This article focuses on realizing the chaos control of a permanent magnet synchronous motor by combining a pseudo-linear inverse system of the permanent magnet synchronous motor and synthetical sliding mode control. First, the permanent magnet synchronous motor dimensionless nonlinear mathematical model is established, and its chaos is analyzed by the Lyapunov exponent method. The permanent magnet synchronous motor parameter range when chaos appears is obtained. Then, the inverse system decoupling method is used to analyze the reversibility of the permanent magnet synchronous motor system, and the permanent magnet synchronous motor inverse system is obtained, which is compounded with the original system into a pseudo-linear inverse system that consists of two independent subsystems, including a first-order d-axis current system and a second-order rotational speed system, to decouple the permanent magnet synchronous motor system.

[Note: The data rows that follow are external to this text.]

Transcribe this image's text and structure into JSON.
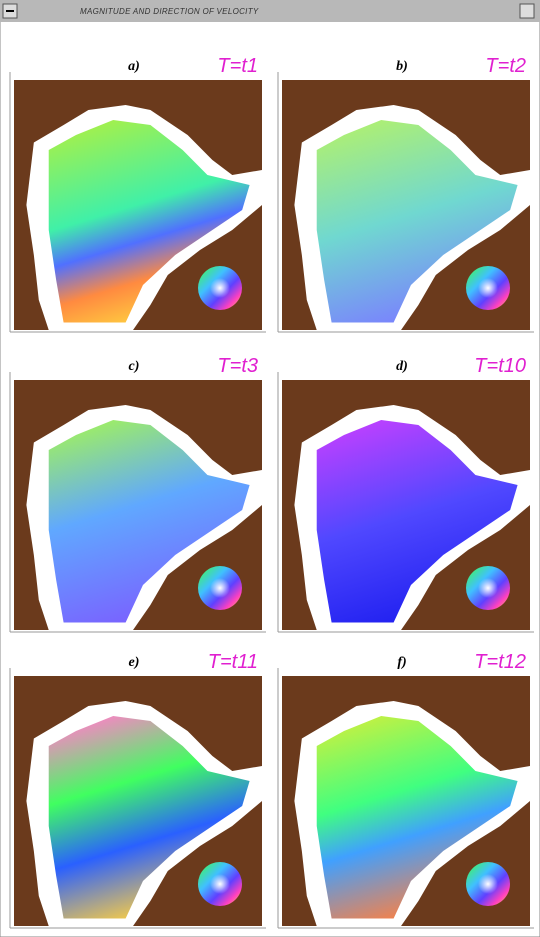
{
  "window": {
    "title": "MAGNITUDE AND DIRECTION OF VELOCITY"
  },
  "panels": [
    {
      "label": "a)",
      "time": "T=t1"
    },
    {
      "label": "b)",
      "time": "T=t2"
    },
    {
      "label": "c)",
      "time": "T=t3"
    },
    {
      "label": "d)",
      "time": "T=t10"
    },
    {
      "label": "e)",
      "time": "T=t11"
    },
    {
      "label": "f)",
      "time": "T=t12"
    }
  ]
}
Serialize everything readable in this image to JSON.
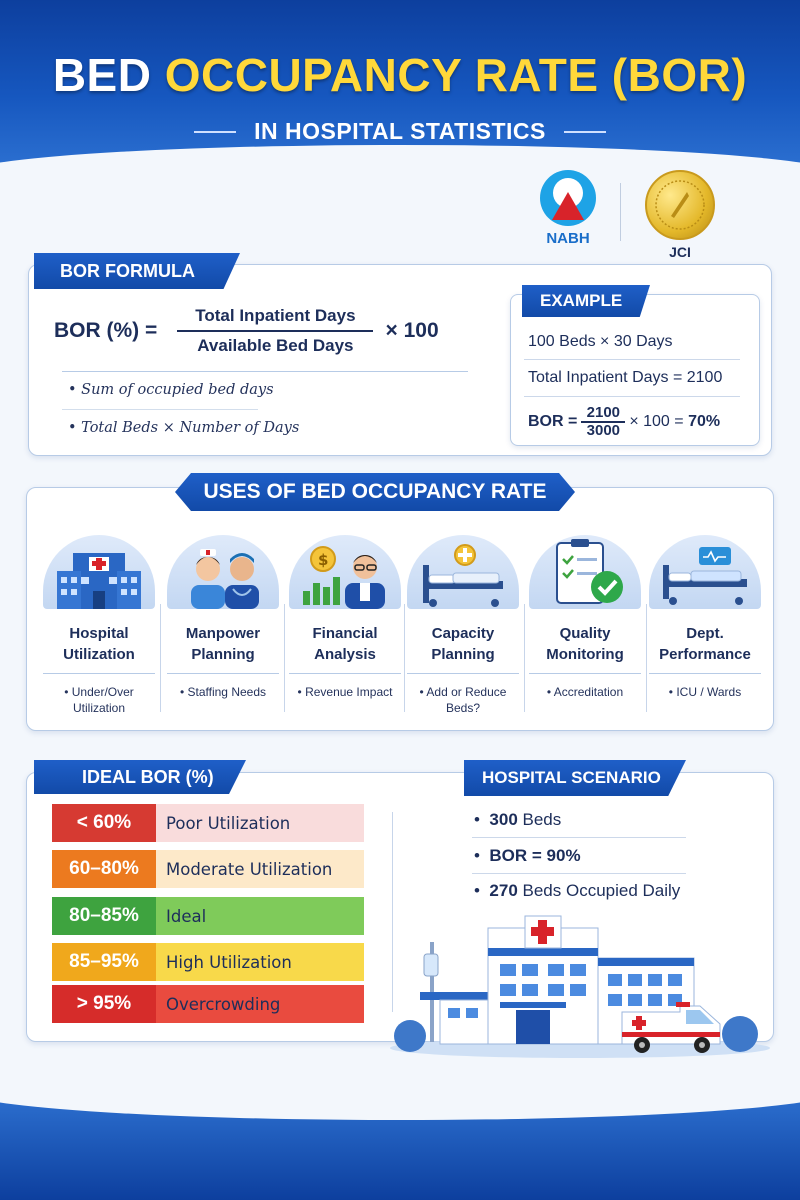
{
  "header": {
    "title_white": "BED ",
    "title_yellow": "OCCUPANCY RATE (BOR)",
    "subtitle": "IN HOSPITAL STATISTICS"
  },
  "logos": {
    "nabh": "NABH",
    "jci": "JCI"
  },
  "formula": {
    "ribbon": "BOR FORMULA",
    "lhs": "BOR (%) =",
    "numerator": "Total Inpatient Days",
    "denominator": "Available Bed Days",
    "multiplier": "× 100",
    "notes": [
      "• Sum of occupied bed days",
      "• Total Beds × Number of Days"
    ]
  },
  "example": {
    "ribbon": "EXAMPLE",
    "line1": "100 Beds × 30 Days",
    "line2": "Total Inpatient Days = 2100",
    "bor_label": "BOR =",
    "frac_num": "2100",
    "frac_den": "3000",
    "result_mid": "× 100 =",
    "result": "70%"
  },
  "uses": {
    "ribbon": "USES OF BED OCCUPANCY RATE",
    "items": [
      {
        "name": "Hospital Utilization",
        "note": "• Under/Over Utilization",
        "icon": "hospital-building-icon"
      },
      {
        "name": "Manpower Planning",
        "note": "• Staffing Needs",
        "icon": "nurse-doctor-icon"
      },
      {
        "name": "Financial Analysis",
        "note": "• Revenue Impact",
        "icon": "finance-analyst-icon"
      },
      {
        "name": "Capacity Planning",
        "note": "• Add or Reduce Beds?",
        "icon": "hospital-bed-icon"
      },
      {
        "name": "Quality Monitoring",
        "note": "• Accreditation",
        "icon": "checklist-check-icon"
      },
      {
        "name": "Dept. Performance",
        "note": "• ICU / Wards",
        "icon": "icu-bed-icon"
      }
    ]
  },
  "ideal": {
    "ribbon": "IDEAL BOR (%)",
    "rows": [
      {
        "range": "< 60%",
        "desc": "Poor Utilization",
        "color": "#d63a32",
        "bg": "#f9dcdc"
      },
      {
        "range": "60–80%",
        "desc": "Moderate Utilization",
        "color": "#ec7a1f",
        "bg": "#fde9c9"
      },
      {
        "range": "80–85%",
        "desc": "Ideal",
        "color": "#3ea33f",
        "bg": "#7fcb5a"
      },
      {
        "range": "85–95%",
        "desc": "High Utilization",
        "color": "#f0a81c",
        "bg": "#f8d94a"
      },
      {
        "range": "> 95%",
        "desc": "Overcrowding",
        "color": "#d62c2a",
        "bg": "#e94b3f"
      }
    ]
  },
  "scenario": {
    "ribbon": "HOSPITAL SCENARIO",
    "items": [
      {
        "bullet": "•",
        "bold": "300",
        "rest": " Beds"
      },
      {
        "bullet": "•",
        "bold": "BOR = 90%",
        "rest": ""
      },
      {
        "bullet": "•",
        "bold": "270",
        "rest": " Beds Occupied Daily"
      }
    ]
  }
}
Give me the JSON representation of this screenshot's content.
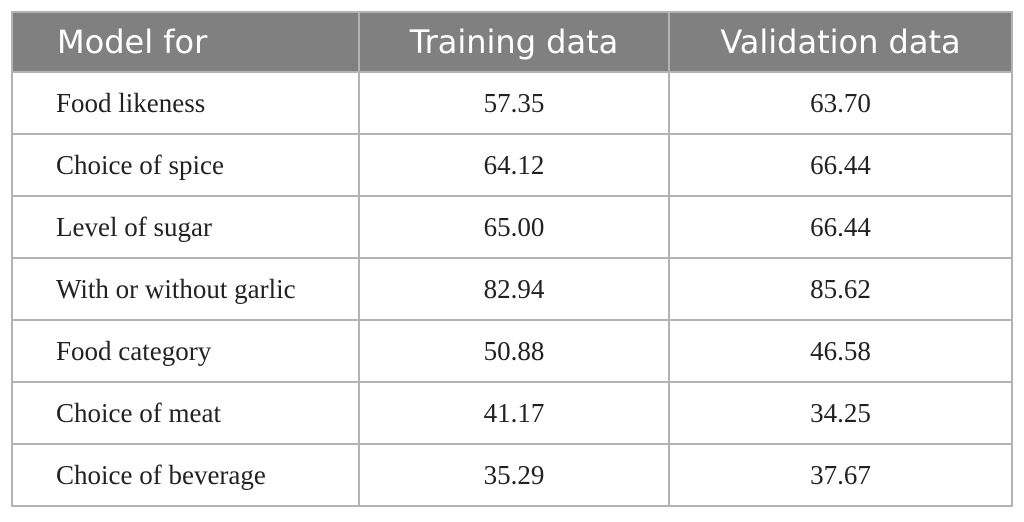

Third, the first-order d-axis subsystem is controlled by sliding mode control with a hyperbolic tangent function as the switching function, and the second-order speed subsystem is controlled by super-twisting sliding mode control with a hyperbolic tangent function as the switching function, which is called the synthetical sliding mode control. The permanent magnet synchronous motor pseudo-linear inverse system is controlled by using the synthetical sliding mode to realize the chaos control of the permanent magnet synchronous motor. Finally, three kinds of permanent magnet synchronous motor chaos control systems are established in MATLAB/Simulink software, and the experimental tests are implemented. The results show that the proposed permanent magnet synchronous motor chaos control system has good performance, which can effectively eliminate chattering in sliding mode control and control chaos in the permanent magnet synchronous motor system.

本文着重于通过将永磁同步电动机的伪线性逆系统与合成滑模控制相结合来实现永磁同步电动机的混沌控制。首先，建立了永磁同步电动机的无量纲非线性数学模型，并通过李雅普诺夫指数法对其混沌进行了分析。获得出现混沌时的永磁同步电动机参数范围。然后，采用逆系统解耦方法对永磁同步电动机系统的可逆性进行分析，得到了永磁同步电动机逆系统，并将其与原系统复合为一个由两部分组成的伪线性逆系统。独立子系统 包括一阶d轴电流系统和二阶转速系统，以使永磁同步电动机系统解耦。第三，通过以双曲正切函数作为切换函数的滑模控制来控制一阶d轴子系统，并且通过以双曲正切函数作为切换的超扭曲滑模控制来控制二阶速度子系统。功能，称为综合滑模控制。通过合成滑模控制永磁同步电动机伪线性逆系统，实现了永磁同步电动机的混沌控制。最后，在MATLAB / Simulink软件中建立了三种永磁同步电动机混沌控制系统，并进行了实验测试。